Stanley Mattews, quelle longévité.
Bien bel article. Et pas un mot sur Jeremy menez ? … =>
Je pense que PJ le garde de côté pour le jour où il fera un billet sur les cartons les plus cons de l’histoire du foot.
Par contre PJ, il me semble, mais je n’en suis pas sûr, que tu aurais pû citer Maxime Bossis.
Je crois qu’ il n’a jamais reçu le moindre carton au cours de sa carrière. A vérifier.
J’ai regardé sur plusieurs sites, c’est bien ça. zéro cartons, le grand Max est bien le gentleman français.
Effectivement, j’ai complètement oublié Bossis! Merci de me le rappeler Stef.
Il y a certainement d’autres exemples. Bobby Charlton n’a jamais été expulsé par exemple, mais je n’ai pas trouvé de confirmation sur les jaunes. Même chose pour Gaetano Scirea, jamais expulsé, belle performance pour un libéro. Je suis tombé aussi sur une brève concernant Valeron, défenseur de La Corogne, qui a pris cette saison son premier jaune depuis plus de sept ans! Et comble de malchance, l’arbitre le lui a donné par erreur, puisque la faute sanctionnée avait été commise par un de ses coéquipiers (à Valeron, pas à l’arbitre).

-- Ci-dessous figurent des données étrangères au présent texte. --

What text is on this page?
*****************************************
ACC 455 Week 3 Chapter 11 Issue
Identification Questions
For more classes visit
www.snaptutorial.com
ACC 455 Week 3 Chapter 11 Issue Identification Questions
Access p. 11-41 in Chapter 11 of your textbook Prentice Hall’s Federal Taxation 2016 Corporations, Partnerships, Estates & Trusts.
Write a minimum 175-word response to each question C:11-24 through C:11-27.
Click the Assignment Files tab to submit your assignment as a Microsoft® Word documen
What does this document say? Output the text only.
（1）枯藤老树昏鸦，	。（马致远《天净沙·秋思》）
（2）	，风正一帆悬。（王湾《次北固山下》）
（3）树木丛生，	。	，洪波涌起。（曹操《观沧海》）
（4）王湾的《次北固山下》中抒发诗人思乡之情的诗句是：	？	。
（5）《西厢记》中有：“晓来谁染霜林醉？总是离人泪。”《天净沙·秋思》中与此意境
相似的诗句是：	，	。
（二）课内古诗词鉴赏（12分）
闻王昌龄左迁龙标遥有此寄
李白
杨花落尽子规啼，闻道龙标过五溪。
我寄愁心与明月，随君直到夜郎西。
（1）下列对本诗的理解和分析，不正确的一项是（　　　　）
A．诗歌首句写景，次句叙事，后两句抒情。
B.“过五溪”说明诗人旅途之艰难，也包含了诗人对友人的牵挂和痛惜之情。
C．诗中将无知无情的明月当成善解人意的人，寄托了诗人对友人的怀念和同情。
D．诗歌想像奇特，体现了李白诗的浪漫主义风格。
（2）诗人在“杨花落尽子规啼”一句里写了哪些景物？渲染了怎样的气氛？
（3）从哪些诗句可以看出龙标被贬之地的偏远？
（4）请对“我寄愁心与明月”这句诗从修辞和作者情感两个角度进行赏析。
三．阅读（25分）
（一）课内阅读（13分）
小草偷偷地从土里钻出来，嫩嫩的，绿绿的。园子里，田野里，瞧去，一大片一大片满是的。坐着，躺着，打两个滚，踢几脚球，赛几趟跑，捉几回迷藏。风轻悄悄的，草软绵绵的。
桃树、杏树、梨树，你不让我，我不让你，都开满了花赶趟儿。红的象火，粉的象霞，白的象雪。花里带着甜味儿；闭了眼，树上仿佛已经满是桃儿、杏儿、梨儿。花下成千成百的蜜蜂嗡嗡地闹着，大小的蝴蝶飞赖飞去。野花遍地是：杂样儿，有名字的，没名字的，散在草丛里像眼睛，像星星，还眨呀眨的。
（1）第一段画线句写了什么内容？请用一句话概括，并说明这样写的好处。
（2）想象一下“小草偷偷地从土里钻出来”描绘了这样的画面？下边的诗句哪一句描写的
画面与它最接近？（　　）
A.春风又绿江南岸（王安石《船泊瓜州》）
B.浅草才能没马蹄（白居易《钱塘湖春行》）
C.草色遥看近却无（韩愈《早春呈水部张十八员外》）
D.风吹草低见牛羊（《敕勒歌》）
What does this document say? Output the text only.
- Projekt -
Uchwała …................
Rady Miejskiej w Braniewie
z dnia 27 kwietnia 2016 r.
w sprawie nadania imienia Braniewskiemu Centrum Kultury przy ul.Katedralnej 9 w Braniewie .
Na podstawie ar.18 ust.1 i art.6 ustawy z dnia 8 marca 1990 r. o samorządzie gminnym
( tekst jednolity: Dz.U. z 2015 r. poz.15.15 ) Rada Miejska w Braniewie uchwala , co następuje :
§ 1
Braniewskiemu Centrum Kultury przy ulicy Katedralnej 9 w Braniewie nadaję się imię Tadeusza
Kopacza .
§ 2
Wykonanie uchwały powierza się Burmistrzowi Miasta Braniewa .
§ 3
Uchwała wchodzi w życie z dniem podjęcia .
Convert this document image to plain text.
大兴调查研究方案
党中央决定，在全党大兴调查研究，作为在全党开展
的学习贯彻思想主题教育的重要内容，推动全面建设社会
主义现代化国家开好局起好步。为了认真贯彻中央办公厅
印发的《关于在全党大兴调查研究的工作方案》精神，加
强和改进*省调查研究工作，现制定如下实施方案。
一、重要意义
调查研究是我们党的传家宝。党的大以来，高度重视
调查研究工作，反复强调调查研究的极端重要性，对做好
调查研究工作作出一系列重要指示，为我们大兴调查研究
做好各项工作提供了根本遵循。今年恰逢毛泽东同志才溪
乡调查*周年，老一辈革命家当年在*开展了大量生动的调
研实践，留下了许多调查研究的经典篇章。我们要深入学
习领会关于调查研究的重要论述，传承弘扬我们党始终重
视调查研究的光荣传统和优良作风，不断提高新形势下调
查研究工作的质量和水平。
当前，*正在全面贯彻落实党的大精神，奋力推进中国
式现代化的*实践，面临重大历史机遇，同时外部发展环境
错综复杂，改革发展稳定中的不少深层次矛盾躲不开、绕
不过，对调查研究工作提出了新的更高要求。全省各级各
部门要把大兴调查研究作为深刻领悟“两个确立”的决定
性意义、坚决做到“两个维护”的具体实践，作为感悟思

Si quelqu’un a d’autres exemples…
Tellement gentleman Bossis qu’il a préférer louper son tir au but contre Schumacher en 82.
J’ai honte mais c’est la seule image qui me vient à l’esprit quand je pense à ce joueur exemplaire….
Ah ce match… Il y a quelques années j’ai rencontré Gérard Janvion, j’ai pas osé lui en parler. C’est con, mais c’est un souvenir douloureux pour moi, alors pour lui…
Yes, le grand Max ! Performance d’autant plus remarquable qu’il jouait arrière central !!